Un collectif citoyen milite pour la réouverture du service remplacé en novembre par une antenne d’accueil de premiers soins. 

Fort d’une pétition qui a recueilli un millier de signatures, le collectif citoyen Urgences et santé en Sud-Gironde demande la réouverture des urgences de l’hôpital de la Réole. Un service fermé à l’automne dernier et remplacé depuis le 1er novembre par une antenne d’accueil de premiers soins (lire ci-dessous). 

« L’Agence régionale de santé argumente toujours qu’il n’est pas possible de trouver et de payer cinq urgentistes pour rouvrir le service. Nous, nous répondons par nos droits de citoyens. Chacun, depuis son domicile, doit pouvoir se rendre en trente minutes à un service d’urgences. Or certaines communes du Monségurais sont trop loin des urgences de Langon », plaide Jean-Marc Bonneaud, membre du collectif créé en fin d’année dernière. 

Lettre à la ministre 

Pour récolter les signatures, le collectif a arpenté les marchés de La Réole, Sauveterre-de-Guyenne et Monségur, entre autres. La pétition a été remise au maire de La Réole, Bruno Marty, vendredi 28 juin. Une trentaine de membres du collectif a été reçue par l’élu socialiste. Bruno Marty est aussi président du conseil de surveillance du centre hospitalier du Sud-Gironde qui regroupe les hôpitaux de Langon et La Réole. 

Suite à la rencontre, le maire s’est engagé à écrire à la ministre de la Santé, Agnès Buzyn, afin de porter les revendications du collectif qui demande également des moyens pour les urgences de Langon et Marmande. 

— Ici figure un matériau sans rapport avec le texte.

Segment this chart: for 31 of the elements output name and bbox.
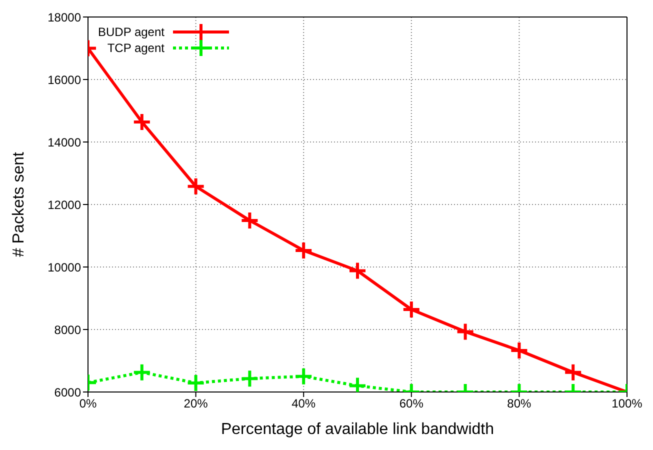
y-tick-label: 6000 <box>54 385 82 400</box>
point <box>348 261 367 280</box>
point <box>132 362 152 382</box>
point <box>132 112 152 132</box>
x-axis-title: Percentage of available link bandwidth <box>220 421 494 438</box>
point <box>456 322 475 342</box>
y-axis-title: # Packets sent <box>10 151 28 257</box>
x-tick-label: 20% <box>184 396 208 411</box>
point <box>240 210 260 230</box>
x-tick-label: 40% <box>292 396 316 411</box>
point <box>294 366 314 386</box>
y-tick-label: 8000 <box>54 322 82 337</box>
point <box>294 240 314 260</box>
y-tick-label: 16000 <box>48 72 82 87</box>
point <box>186 373 206 392</box>
y-tick-label: 14000 <box>48 135 82 150</box>
legend-label: BUDP agent <box>98 25 164 39</box>
x-tick-label: 100% <box>612 396 643 411</box>
point <box>186 176 206 196</box>
x-tick-label: 60% <box>399 396 424 411</box>
y-tick-label: 12000 <box>48 198 82 212</box>
x-tick-label: 80% <box>507 396 532 411</box>
point <box>240 369 260 388</box>
y-tick-label: 10000 <box>48 260 82 274</box>
point <box>510 340 529 360</box>
x-tick-label: 0% <box>79 396 97 411</box>
point <box>402 300 421 319</box>
legend-label: TCP agent <box>107 41 164 55</box>
point <box>564 362 583 382</box>
y-tick-label: 18000 <box>48 10 82 24</box>
point <box>348 376 367 392</box>
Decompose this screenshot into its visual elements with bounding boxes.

« C’est vrai qu’une commune comme Neuffons, par exemple, se trouve à plus de trente minutes des urgences de Langon. En ce sens, il peut y avoir une mise en danger de la population », reconnaît Bruno Marty qui « comprend la bataille du collectif pour la défense des services publics. » 

« Mais attention à ne pas être contre-productif », prévient le maire qui ne veut pas envoyer « un mauvais signal » à la population de plus en plus nombreuse à fréquenter la nouvelle antenne d’accueil de premiers soins de La Réole. Le service est aujourd’hui fréquenté par 16 ou 17 personnes en moyenne par jour, contre une dizaine à l’époque des urgences. 

Rendez-vous en septembre 

Dans les faits, les urgences de La Réole n’en étaient plus vraiment depuis 2006, faute de médecins urgentistes et de matériel adapté. Le service n’était plus ouvert le week-end et subissait en plus des fermetures inopinées avec les risques que l’on imagine pour un patient en urgence vitale qui aurait trouvé portes closes. 

« Rouvrir un service d’urgences, ça ne se fait pas du jour au lendemain. Et demander un scanner, ce n’est pas dans l’air du temps, souligne le maire. Il faut être réaliste et commencer par revoir à la hausse le quota des médecins urgentistes au niveau national. » 

Le collectif de citoyen n’en reste pas là. Il compte organiser, en septembre, une réunion de travail avec des élus et des professionnels de santé afin de promouvoir la réouverture de vraies urgences à La Réole. Il compte aussi interpeller le député LREM Pascal Lavergne (ancien maire de Monségur) ainsi que la secrétaire d’État Christelle Dubos « afin de relayer les attentes de la population auprès du gouvernement ».